Collectively, these social technologies and platforms rule a disproportionate part of our lives as consumers. This is why companies need to get into the digital act and be “likeable”.
With the secondary headline “How to Delight Your Customers, Create an Irresistible Brand, and Be Generally Amazing on Facebook (and Other Social Networks”, Likeable Social Media by Dave Kerpen is a highly practical book. Providing truckloads of tips, hints and useful advice, it shares how companies should behave themselves on social networks and what they can do to build communities, strengthen their reputations, and increase sales.
At the core of the book are 18 cardinal rules of the social web, divided into chapters, which cover the following lessons:
1) Listen First and Never Stop Listening
2) Way Beyond “Women 25 to 54”: Define Your Target Audience Better than Ever (it’s scary to know that you can pinpoint down to a target audience of one if you know his/her characteristics!)
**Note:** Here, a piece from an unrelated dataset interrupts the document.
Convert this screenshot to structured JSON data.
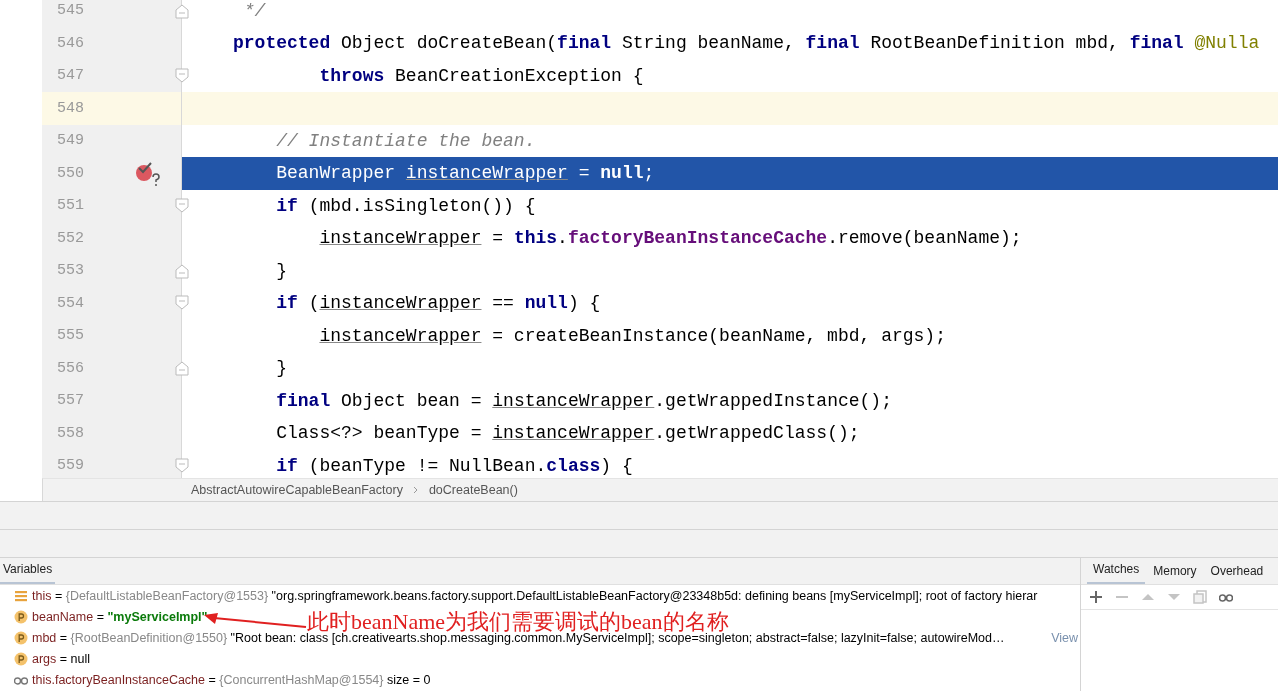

3) Think – and Act – Like Your Consumer
4) Invite Your Customers to Be Your First Fans
5) Engage: Create True Dialogue with, and Between, Your Customers
6) Respond Quickly to All Bad Comments
7) Respond to the Good Comments, Too
8) Be Authentic
9) Be Honest and Transparent
10) Should You Ask a Lot of Questions?
11) Provide Value (Yes, for Free!)
12) Share Stories (They’re Your Social Currency!)
13) Inspire Your Customers to Share Stories
14) Integrate Social Media into the Entire Customer Experience
15) Use Social Network Ads for Greater Impact
16) Admit When You Screw Up, Then Leverage Your Mistakes
17) Consistently Deliver Excitement, Surprise, and Delight
18) Don’t Sell! Just Make It Easy and Compelling for Customers to Buy
Some of the points were pretty obvious for heavy users of social networks. Issues like authenticity, honesty, transparency, responding to comments and creating a dialogue with users are paramount in an age where nobody can hide anything anymore.
Others like the use of questions in one’s Facebook status updates, and the uncanny mix between promotional messages and conversation starters, were quite enlightening.
Beyond these areas, Kerpen teaches us the minutiae of using Facebook ads, suggesting that we should zoom in on targeted users, and couple them with free giveaways, contests and sweepstakes to drive up our number of “likes” on corporate facebook pages. Examples include Neutrogena, which specifically targeted acne-prone teens for its Facebook ads, and Starbucks’ highly contextualised ads.
To highlight the point on admitting one’s mistakes, Kerpen shared how JetBlue and Domino’s Pizza CEOs use 2 to 3 minute Youtube videos to sincerely apologise to customers for their organisation’s screw ups. These measures, coupled with the clever use of social media to highlight recovery measures, helped both brands to clamber back to recovery after disastrous outcomes.
What I especially “like” about the book (quoting the author!) is its liberal use of case studies that bring each lesson to life. In the section on sharing stories, Kerpen shared how he pitched major brands to create a promotion around his wedding as a “sponsored” event, generating lots of buzz in mainstream and online media while contributing proceeds to a good cause.
Overall, Likeable Social Media is a useful companion for anybody keen to tap on the growing importance of social networks for one’s business.